I felt more interested and asked again about the letters.
“I only have one to show you,” he said. “Susan tore up another five or six, she’s not sure how many.” He stood up, six feet of bony, moribund elegance and took a folded sheet of paper from his hip pocket. He handed it to me and reached down for his air pistol.
“Please don’t do that,” I said.
He sneered at me. “You mentioned your fee and your terms on the telephone. You didn’t say anything about your sensibilities.” He slid back a lever on the pistol and checked a pencil-thin magazine of lead pellets. “Have another drink, Mr Hardy, and turn your attention to what you’ll be paid for.” He rammed home the lever. “Or piss off!”
I shrugged. Big men were raping little girls, fanatics were torturing each other and people were going mad in cells all over the world. A protest here and now seemed a vain and futile thing.
“I’ll take the drink,” I said.
“I thought you might.” He moved along the deck to where it took a right-angle bend into what I supposed was the south balcony. His hand came up sharply and he squeezed the trigger six times. Fifty yards away the pellets rattled like hailstones against metal and glass.

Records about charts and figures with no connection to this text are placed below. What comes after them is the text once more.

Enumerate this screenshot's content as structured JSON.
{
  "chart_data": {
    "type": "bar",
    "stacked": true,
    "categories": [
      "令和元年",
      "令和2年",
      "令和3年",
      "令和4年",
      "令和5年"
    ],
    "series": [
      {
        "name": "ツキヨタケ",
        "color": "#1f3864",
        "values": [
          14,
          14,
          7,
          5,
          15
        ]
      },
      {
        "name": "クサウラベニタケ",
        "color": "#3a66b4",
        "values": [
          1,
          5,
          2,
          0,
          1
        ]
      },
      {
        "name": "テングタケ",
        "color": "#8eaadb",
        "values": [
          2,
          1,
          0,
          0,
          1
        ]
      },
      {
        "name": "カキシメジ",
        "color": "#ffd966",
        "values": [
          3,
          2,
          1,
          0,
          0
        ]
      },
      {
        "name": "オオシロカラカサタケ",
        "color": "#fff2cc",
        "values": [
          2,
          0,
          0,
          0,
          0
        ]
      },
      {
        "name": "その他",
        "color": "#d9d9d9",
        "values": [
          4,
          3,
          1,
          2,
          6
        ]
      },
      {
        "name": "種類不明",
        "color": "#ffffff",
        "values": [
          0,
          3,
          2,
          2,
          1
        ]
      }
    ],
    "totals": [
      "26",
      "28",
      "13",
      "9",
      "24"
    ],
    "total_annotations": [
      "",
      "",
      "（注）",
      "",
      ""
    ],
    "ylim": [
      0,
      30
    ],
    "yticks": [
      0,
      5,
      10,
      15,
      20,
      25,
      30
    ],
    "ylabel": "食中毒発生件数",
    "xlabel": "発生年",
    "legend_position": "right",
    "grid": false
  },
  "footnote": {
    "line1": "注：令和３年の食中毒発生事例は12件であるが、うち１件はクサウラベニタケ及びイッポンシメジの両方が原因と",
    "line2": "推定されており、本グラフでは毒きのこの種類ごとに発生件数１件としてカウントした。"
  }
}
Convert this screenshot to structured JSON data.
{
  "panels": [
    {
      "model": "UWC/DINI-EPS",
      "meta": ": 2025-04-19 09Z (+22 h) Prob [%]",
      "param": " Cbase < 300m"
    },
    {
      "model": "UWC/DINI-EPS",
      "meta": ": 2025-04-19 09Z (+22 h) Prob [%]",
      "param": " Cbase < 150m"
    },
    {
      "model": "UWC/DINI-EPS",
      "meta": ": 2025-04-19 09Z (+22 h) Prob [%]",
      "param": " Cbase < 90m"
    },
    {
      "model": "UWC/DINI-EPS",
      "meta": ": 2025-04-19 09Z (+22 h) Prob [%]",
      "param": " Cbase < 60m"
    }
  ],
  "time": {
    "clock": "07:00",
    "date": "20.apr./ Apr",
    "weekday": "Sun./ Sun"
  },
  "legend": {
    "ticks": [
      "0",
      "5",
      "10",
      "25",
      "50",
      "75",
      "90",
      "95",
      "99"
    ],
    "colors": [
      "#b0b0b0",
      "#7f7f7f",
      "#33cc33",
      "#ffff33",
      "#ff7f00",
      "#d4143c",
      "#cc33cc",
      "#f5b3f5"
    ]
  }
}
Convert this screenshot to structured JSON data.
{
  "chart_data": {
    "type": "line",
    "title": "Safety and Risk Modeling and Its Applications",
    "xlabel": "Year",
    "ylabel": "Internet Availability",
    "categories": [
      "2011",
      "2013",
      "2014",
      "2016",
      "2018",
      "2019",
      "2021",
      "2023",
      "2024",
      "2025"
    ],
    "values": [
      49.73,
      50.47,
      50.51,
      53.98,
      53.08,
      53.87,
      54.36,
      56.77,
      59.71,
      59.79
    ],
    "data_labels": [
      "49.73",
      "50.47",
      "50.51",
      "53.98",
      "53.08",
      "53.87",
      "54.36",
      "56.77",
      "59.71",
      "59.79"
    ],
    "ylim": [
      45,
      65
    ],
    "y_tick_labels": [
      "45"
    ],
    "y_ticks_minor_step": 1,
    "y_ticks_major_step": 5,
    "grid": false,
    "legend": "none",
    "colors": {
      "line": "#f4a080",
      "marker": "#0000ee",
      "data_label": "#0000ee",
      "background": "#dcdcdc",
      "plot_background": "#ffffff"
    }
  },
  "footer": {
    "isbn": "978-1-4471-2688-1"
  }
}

“The drink’s on its way.” He weighed the pistol in his hand.
“This is the most fun I have,” he said. He waved the thing at me like a conductor’s baton, signalling me on. “Get on with it!”
I got on. The paper could have been hand-rolled or beaten out with steam hammers for all I knew. It was a bit smaller all round than quarto and the words on it were in red ballpoint ink, printed in capitals like things of this kind usually are:
SUSAN GUTTERIDGE YOU DESERVE TO DIE
Gutteridge hadn’t fired his pistol while I was studying the note. He moved back to where I was sitting. He was tense, stretched tight.